Another thing weighing on me like a millstone is the end of the CARES Act, and resuming federal student loan payments. This is one of the few times, if not the only time, I’ll mention politics on this blog. It’s not the focus, and to be honest, it’s a topic that virtually nobody wins anyway. Even though I’ve got a plan for what’s left of the loans covered under it, less than 5K as of this writing, I’m still scared. All my money this year’s been going to the private loan
sharks company, what little I made this year, that is. Every money order I sent them left me with literally nothing in my bank account, and I still feel like it will never be enough for them. They could tell me till they’re blue in the face that I’m ahead, but it doesn’t matter to me. It’s meaningless semantics of zero consolation as far as I’m concerned.
I feel like it’s nowhere even close to good enough for me.
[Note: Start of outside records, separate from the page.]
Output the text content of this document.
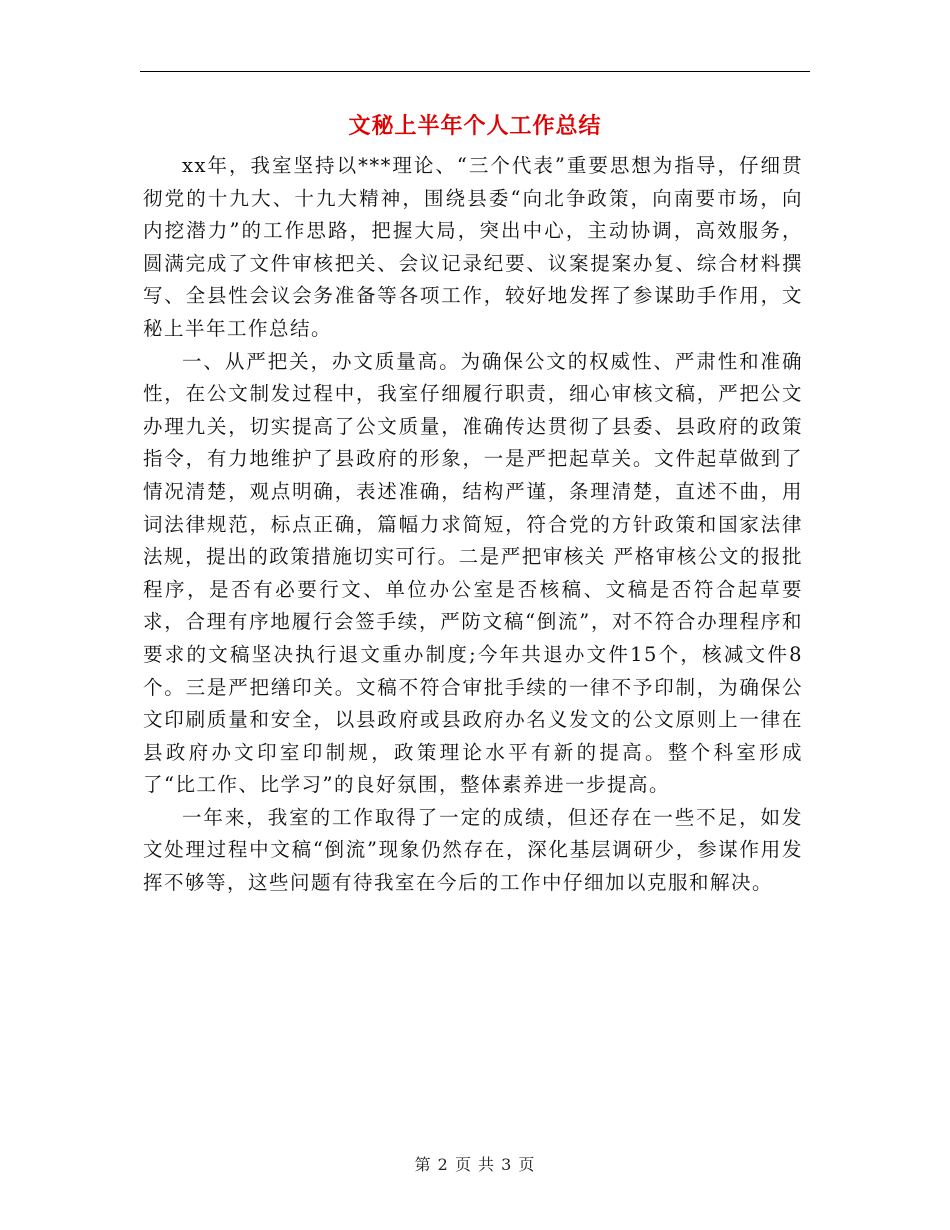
文秘上半年个人工作总结

xx年，我室坚持以***理论、“三个代表”重要思想为指导，仔细贯彻党的十九大、十九大精神，围绕县委“向北争政策，向南要市场，向内挖潜力”的工作思路，把握大局，突出中心，主动协调，高效服务，圆满完成了文件审核把关、会议记录纪要、议案提案办复、综合材料撰写、全县性会议会务准备等各项工作，较好地发挥了参谋助手作用，文秘上半年工作总结。

一、从严把关，办文质量高。为确保公文的权威性、严肃性和准确性，在公文制发过程中，我室仔细履行职责，细心审核文稿，严把公文办理九关，切实提高了公文质量，准确传达贯彻了县委、县政府的政策指令，有力地维护了县政府的形象，一是严把起草关。文件起草做到了情况清楚，观点明确，表述准确，结构严谨，条理清楚，直述不曲，用词法律规范，标点正确，篇幅力求简短，符合党的方针政策和国家法律法规，提出的政策措施切实可行。二是严把审核关 严格审核公文的报批程序，是否有必要行文、单位办公室是否核稿、文稿是否符合起草要求，合理有序地履行会签手续，严防文稿“倒流”，对不符合办理程序和要求的文稿坚决执行退文重办制度;今年共退办文件15个，核减文件8个。三是严把缮印关。文稿不符合审批手续的一律不予印制，为确保公文印刷质量和安全，以县政府或县政府办名义发文的公文原则上一律在县政府办文印室印制规，政策理论水平有新的提高。整个科室形成了“比工作、比学习”的良好氛围，整体素养进一步提高。

一年来，我室的工作取得了一定的成绩，但还存在一些不足，如发文处理过程中文稿“倒流”现象仍然存在，深化基层调研少，参谋作用发挥不够等，这些问题有待我室在今后的工作中仔细加以克服和解决。

第 2 页 共 3 页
I let my anger, fear, and disappointment fuel my walk, and try to focus on something else. Anything else.
I spot a house with their holiday decorations up, and for a brief moment, I feel some semblance of hope this holiday season. It reminded me of the way things used to be, before everything changed. I’m starting to get cold, even through my two sweaters and my winter coat, so I turn back around, head home, and call it a night.